Alain Resnais |
Naquele tempo, havia um cinema que nos recebia sempre as dez da noite. Éramos todos iguais. Jovens, ávidos de vida, de emoções, de ídolos e de novas histórias. Nossa trilha sonora era comum e desigual. Era universal. Assim como os sonhos e as palavras. O cinema era nosso território de amores e revoluções.
Nas noites de sexta à noite, nos juntávamos numa plateia de cinéfilos enebriados com a projeção da luz em movimento na tela grande. Em nossa frente desfilavam vilões e mocinhos. Música e poesia. Dor, aventura e paixão. O cinema era a música do nosso baile juvenil. Nos fazia rir e chorar com a mesma velocidade. E alimentava horas a fio de discussões que expunham a nossa alma e a nossa pouca vivência.
Numa dessas noites, conheci Alain Resnais e seu "Hiroshima mon amour". Uma beleza doída, nuclear. Uma beleza trágica. Uma poesia pós-bomba atômica. Um soco poético no estômago.
Os corpos dos amantes sobrevivendo à dor. Os corpos cheios de dor nuclear, nem sempre sobrevivendo ao calor real. O plano sequência que nunca mais esqueci, me levou pelas ruas de uma cidade destruída, me mostrou as vísceras de uma civilização que inaugurava o horror moderno.
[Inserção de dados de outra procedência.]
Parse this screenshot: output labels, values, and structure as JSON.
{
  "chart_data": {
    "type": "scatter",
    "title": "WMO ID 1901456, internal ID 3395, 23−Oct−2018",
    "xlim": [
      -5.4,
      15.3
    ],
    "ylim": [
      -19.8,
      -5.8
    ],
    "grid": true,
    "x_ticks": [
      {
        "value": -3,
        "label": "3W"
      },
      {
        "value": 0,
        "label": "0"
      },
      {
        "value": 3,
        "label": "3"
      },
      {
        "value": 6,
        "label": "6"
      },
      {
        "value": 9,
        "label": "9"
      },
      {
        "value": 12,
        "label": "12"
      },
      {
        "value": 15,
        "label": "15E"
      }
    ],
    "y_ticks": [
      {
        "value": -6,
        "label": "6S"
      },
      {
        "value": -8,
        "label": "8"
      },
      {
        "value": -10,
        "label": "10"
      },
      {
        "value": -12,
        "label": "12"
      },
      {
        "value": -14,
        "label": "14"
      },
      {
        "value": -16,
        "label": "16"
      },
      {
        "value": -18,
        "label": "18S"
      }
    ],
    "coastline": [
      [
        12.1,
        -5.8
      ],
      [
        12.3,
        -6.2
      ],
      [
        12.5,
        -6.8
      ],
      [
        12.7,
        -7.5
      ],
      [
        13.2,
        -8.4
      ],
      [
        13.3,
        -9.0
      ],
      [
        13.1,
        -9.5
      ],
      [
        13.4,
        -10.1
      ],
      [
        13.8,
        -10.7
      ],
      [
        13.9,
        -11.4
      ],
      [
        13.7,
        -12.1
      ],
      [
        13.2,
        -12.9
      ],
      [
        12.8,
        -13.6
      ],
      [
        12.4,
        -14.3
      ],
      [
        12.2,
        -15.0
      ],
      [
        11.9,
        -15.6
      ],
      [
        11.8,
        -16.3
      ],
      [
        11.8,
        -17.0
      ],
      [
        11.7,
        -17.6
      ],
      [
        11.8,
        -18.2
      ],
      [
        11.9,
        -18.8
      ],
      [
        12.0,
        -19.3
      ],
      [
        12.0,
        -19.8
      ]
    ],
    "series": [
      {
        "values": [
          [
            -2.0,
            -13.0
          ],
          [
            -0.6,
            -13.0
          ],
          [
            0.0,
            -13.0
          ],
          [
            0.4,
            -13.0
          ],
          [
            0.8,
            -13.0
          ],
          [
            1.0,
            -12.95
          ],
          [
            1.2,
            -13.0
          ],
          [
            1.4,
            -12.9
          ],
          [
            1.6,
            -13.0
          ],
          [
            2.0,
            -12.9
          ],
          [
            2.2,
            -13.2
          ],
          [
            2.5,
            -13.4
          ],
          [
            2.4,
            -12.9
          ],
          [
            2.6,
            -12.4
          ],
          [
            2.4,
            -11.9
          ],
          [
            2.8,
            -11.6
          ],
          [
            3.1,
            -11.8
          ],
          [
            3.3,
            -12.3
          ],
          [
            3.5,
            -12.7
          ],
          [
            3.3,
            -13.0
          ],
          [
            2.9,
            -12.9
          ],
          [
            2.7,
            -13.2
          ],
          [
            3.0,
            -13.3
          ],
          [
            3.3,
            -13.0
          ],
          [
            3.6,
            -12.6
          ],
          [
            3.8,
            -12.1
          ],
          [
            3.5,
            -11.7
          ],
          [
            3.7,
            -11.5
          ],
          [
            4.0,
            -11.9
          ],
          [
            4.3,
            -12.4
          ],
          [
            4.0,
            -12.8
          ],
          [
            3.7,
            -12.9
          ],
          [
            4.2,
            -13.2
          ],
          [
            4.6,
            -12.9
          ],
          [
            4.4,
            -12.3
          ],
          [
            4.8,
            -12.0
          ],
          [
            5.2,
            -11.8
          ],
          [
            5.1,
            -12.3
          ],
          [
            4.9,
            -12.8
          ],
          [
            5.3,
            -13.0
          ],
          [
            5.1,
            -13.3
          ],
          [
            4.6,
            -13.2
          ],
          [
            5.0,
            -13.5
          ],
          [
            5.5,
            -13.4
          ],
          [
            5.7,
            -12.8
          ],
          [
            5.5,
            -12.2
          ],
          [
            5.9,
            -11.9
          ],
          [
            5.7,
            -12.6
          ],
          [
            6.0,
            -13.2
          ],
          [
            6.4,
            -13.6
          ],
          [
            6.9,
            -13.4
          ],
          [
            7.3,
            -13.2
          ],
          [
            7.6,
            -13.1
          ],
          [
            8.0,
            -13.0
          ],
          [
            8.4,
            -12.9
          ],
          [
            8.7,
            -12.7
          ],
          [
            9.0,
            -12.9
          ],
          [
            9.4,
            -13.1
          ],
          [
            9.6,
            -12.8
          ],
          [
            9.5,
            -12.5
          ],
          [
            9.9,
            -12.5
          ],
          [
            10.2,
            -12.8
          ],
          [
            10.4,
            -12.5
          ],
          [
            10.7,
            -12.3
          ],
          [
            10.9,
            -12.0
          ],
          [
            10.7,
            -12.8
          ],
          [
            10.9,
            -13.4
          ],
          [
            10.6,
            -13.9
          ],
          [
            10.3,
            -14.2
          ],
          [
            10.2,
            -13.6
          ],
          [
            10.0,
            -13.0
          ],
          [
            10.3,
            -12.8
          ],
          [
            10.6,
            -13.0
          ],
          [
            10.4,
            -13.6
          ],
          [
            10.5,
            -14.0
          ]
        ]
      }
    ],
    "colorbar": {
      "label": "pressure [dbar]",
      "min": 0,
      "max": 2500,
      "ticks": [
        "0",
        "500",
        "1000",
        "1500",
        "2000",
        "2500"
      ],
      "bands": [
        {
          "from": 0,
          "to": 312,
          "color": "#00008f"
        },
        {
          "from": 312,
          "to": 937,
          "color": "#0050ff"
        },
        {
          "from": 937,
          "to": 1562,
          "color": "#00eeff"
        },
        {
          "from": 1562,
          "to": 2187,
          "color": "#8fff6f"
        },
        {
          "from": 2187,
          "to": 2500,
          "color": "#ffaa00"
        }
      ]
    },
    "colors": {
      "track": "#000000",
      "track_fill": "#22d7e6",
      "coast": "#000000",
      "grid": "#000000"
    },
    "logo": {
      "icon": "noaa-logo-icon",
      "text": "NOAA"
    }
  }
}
De tudo, quem sobreviveu foi persistência de um contador de história, um inversor da realidade, um conversor de tempos. Resnais, o mago do abstrato real.
Depois, um pouco mais tarde, tive certeza de que estive diante de um gênio do cinema. Um poeta que escrevia no passado e no presente, pra confundir, mais do que para esclarecer. Pra fazer mágica, em resumo. Alain Resnais, aos 91 anos de idade e mais inventivo do que nunca, nos deixou este sábado.
Sua obra está além do seu tempo. Nem presente, nem futuro. Talvez, um pretérito imperfeito, como em "O ano passado em Marienbad".